A Esfera Econômica da União Europeia ainda está lá, embora seu peso relativo e absoluto na economia mundial vá entrar em declínio. De novo, devido em boa parte à sua demografia, mas também por não "se adaptar às mudanças", citando Darwin novamente. Ela não reagiu bem à mudança e virou-se para dentro. Há muitas incertezas sobre seu futuro, incluindo sobre o euro.

No outro lado do Atlântico, eu vejo duas esferas bastante robustas, ao norte e ao sul. Há a Esfera Econômica da América do Norte, composta por Canadá, EUA e México. Ao superar as atuais dificuldades, há bons motivos para prever que os EUA continuarão a ser uma importante força global. Isto é em parte devido às forças positivas que ainda impulsionam a economia norte-americana - principalmente a da inovação, mas também a da imigração, sendo ambas fortemente interligadas. Além disso, a esfera norte-americana abrange uma economia emergente dinâmica, o México, algo que a UE não tem contanto que mantenham a Turquia afastada.

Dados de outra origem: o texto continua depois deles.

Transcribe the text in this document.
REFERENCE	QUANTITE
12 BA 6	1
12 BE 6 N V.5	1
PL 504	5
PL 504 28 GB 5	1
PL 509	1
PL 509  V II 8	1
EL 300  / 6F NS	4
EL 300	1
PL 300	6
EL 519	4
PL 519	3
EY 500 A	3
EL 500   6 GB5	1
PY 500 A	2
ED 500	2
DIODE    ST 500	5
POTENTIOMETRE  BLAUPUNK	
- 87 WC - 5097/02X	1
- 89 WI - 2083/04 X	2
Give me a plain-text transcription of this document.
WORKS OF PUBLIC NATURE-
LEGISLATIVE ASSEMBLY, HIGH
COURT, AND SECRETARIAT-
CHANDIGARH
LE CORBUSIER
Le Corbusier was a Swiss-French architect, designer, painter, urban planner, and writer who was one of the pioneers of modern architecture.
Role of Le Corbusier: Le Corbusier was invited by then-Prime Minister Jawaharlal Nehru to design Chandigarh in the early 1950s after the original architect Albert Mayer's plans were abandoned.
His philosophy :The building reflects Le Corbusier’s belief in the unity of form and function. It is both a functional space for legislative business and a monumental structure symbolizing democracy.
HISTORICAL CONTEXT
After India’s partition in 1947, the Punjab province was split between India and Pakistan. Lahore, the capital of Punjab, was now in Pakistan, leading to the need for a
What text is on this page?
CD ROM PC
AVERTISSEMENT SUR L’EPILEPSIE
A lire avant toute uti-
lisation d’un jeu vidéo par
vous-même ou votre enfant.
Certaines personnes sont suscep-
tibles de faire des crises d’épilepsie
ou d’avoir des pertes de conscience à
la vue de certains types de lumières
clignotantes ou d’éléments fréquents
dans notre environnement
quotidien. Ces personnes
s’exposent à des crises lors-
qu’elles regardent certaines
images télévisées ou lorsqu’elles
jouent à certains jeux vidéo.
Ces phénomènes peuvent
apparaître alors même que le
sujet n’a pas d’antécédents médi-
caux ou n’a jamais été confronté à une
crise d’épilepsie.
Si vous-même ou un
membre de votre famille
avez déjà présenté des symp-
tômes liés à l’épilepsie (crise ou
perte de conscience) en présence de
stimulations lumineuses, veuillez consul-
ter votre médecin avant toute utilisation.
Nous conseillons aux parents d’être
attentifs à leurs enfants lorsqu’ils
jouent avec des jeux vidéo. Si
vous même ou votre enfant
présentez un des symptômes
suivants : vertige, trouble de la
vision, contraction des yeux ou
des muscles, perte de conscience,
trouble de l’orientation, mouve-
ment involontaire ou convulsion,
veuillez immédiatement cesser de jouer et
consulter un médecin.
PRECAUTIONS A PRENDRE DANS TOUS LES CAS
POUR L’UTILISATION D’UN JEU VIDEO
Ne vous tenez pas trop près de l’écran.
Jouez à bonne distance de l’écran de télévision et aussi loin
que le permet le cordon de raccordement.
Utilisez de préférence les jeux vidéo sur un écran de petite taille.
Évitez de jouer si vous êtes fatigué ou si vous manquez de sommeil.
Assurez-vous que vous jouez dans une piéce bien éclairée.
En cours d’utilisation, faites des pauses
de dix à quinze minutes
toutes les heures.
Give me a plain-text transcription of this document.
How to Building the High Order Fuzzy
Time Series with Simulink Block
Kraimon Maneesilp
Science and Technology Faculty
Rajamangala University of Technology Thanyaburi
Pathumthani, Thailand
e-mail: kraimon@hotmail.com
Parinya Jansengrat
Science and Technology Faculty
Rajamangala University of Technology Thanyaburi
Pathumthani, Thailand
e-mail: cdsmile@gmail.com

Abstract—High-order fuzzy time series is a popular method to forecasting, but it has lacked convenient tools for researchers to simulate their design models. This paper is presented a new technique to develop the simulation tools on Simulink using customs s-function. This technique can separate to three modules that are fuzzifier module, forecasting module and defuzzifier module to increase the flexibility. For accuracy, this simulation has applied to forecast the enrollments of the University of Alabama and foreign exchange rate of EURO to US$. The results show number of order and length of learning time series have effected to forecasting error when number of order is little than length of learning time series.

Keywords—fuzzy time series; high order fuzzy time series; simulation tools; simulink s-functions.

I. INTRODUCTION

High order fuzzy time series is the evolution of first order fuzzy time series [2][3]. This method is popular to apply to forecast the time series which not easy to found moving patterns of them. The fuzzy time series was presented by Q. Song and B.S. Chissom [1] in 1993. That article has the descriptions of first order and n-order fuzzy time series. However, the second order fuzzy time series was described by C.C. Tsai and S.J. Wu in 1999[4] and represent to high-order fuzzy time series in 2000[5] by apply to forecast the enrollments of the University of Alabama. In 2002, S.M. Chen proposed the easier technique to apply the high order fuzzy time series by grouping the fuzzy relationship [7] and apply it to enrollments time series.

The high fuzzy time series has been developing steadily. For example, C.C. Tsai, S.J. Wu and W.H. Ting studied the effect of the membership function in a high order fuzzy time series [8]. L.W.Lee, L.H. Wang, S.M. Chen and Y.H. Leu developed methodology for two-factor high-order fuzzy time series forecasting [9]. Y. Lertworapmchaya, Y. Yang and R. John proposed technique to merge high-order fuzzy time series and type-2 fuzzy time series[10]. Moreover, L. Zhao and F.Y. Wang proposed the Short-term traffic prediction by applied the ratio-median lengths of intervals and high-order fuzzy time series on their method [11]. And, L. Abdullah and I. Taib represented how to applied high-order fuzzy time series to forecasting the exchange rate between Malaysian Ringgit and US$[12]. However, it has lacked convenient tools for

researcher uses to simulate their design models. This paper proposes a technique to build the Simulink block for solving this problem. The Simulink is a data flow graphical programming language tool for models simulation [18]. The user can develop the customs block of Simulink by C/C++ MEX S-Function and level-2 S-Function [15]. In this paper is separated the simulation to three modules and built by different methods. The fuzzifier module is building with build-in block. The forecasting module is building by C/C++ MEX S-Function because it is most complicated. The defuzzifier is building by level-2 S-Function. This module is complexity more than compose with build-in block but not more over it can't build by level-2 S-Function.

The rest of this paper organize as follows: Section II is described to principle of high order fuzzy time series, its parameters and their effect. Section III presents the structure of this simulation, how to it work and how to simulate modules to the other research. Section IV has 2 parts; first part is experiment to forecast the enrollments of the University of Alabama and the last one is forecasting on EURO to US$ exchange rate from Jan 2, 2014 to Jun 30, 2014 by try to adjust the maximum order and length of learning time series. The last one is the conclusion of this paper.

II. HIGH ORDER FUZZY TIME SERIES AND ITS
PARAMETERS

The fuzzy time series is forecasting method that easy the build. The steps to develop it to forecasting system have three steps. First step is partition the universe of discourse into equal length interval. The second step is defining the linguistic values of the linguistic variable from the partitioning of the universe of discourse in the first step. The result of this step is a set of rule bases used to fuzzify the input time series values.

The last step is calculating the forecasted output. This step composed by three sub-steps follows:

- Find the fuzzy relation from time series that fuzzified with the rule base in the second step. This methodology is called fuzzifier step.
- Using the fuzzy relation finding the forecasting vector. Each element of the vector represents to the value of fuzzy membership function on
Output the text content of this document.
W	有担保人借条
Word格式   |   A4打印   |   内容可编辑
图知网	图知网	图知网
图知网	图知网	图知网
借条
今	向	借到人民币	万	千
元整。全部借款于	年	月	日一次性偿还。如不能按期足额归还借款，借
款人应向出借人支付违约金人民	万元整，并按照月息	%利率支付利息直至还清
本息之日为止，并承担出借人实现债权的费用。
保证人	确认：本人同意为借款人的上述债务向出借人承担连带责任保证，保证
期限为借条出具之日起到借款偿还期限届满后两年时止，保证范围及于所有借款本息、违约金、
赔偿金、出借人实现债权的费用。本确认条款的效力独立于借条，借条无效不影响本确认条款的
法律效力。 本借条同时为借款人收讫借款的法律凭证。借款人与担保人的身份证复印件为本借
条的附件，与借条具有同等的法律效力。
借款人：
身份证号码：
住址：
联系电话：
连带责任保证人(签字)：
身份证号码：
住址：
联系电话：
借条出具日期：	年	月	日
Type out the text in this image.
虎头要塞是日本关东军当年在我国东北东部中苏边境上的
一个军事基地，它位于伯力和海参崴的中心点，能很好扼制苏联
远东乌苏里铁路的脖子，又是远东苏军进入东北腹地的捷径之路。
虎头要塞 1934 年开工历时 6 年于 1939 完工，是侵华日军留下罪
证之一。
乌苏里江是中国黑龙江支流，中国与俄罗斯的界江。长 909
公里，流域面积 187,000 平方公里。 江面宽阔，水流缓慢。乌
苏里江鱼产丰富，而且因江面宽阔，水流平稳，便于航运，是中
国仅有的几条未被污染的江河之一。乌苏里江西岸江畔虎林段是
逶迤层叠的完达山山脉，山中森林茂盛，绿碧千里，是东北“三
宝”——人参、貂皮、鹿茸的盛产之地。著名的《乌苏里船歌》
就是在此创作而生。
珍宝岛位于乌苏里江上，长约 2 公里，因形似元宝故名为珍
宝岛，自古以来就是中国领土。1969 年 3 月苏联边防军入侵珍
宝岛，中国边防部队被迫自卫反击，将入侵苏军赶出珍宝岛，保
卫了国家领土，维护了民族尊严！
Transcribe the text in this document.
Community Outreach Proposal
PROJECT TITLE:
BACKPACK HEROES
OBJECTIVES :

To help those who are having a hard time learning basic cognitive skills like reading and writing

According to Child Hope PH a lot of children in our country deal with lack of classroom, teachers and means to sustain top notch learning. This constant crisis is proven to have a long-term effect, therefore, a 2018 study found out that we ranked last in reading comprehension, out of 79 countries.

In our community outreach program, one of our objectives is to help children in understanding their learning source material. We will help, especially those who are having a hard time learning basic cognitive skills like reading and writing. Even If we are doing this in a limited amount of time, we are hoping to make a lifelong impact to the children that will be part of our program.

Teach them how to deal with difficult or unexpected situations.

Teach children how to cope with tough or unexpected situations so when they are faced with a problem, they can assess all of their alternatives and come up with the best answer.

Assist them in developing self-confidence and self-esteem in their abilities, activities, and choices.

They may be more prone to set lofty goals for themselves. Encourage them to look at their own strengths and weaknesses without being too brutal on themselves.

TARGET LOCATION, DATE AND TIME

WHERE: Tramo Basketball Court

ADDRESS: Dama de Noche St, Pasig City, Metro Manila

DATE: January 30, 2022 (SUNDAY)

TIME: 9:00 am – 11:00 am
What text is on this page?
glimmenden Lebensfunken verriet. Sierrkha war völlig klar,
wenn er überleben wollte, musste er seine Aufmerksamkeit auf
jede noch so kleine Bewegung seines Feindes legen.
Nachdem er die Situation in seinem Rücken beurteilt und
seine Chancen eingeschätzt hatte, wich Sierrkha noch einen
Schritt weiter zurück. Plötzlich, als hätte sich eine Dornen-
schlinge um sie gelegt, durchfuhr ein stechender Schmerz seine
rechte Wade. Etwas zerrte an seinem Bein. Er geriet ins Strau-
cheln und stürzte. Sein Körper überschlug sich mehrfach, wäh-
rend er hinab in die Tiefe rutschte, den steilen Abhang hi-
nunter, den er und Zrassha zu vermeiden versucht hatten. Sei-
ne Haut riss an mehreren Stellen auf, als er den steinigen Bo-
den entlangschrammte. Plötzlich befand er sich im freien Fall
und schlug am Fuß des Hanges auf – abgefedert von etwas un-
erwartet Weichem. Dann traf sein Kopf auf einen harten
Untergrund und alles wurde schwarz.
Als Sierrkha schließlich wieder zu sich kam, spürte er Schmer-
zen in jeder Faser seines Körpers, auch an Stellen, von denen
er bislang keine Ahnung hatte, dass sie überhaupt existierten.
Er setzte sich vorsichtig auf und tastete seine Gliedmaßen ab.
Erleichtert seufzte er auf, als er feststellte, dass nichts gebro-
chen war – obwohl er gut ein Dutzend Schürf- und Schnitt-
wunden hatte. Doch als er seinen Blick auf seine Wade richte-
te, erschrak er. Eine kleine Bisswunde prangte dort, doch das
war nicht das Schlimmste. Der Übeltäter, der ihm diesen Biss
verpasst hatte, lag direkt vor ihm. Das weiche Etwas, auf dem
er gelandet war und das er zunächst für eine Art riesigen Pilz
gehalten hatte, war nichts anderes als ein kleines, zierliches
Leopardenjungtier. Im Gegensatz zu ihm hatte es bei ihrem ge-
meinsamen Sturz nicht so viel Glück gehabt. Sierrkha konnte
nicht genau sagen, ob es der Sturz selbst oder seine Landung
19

Na América do Sul há a Esfera Econômica do Brasil. Se as "premiações Darwin" fossem dadas aos países que melhor reagiram às crises, o Brasil seria o vencedor disparado, tendo, possivelmente, a Turquia em segundo lugar. O Brasil é uma grande economia mundial, competitivo em muitas áreas e com fortes corporações multinacionais. Porém, o mais importante, sob as sucessivas administrações dos presidentes Fernando Henrique Cardoso e Luiz Inácio Lula da Silva, o Brasil obteve sucesso não apenas em suas políticas econômicas, mas também em termos sociais. Houve uma redução significativa da pobreza e, ao contrário da maioria dos países no mundo, redução da desigualdade.

Não há, no momento, o surgimento de uma Esfera Econômica da África. Resta ver qual será a evolução nesse continente durante esta próxima década.

Jean-Pierre Lehmann é professor emérito de International Political Economy no IMD, e diretor fundador do Evian Group no IMD. Ele é co-editor de Peace and Prosperity Through World Trade, Cambridge University Press.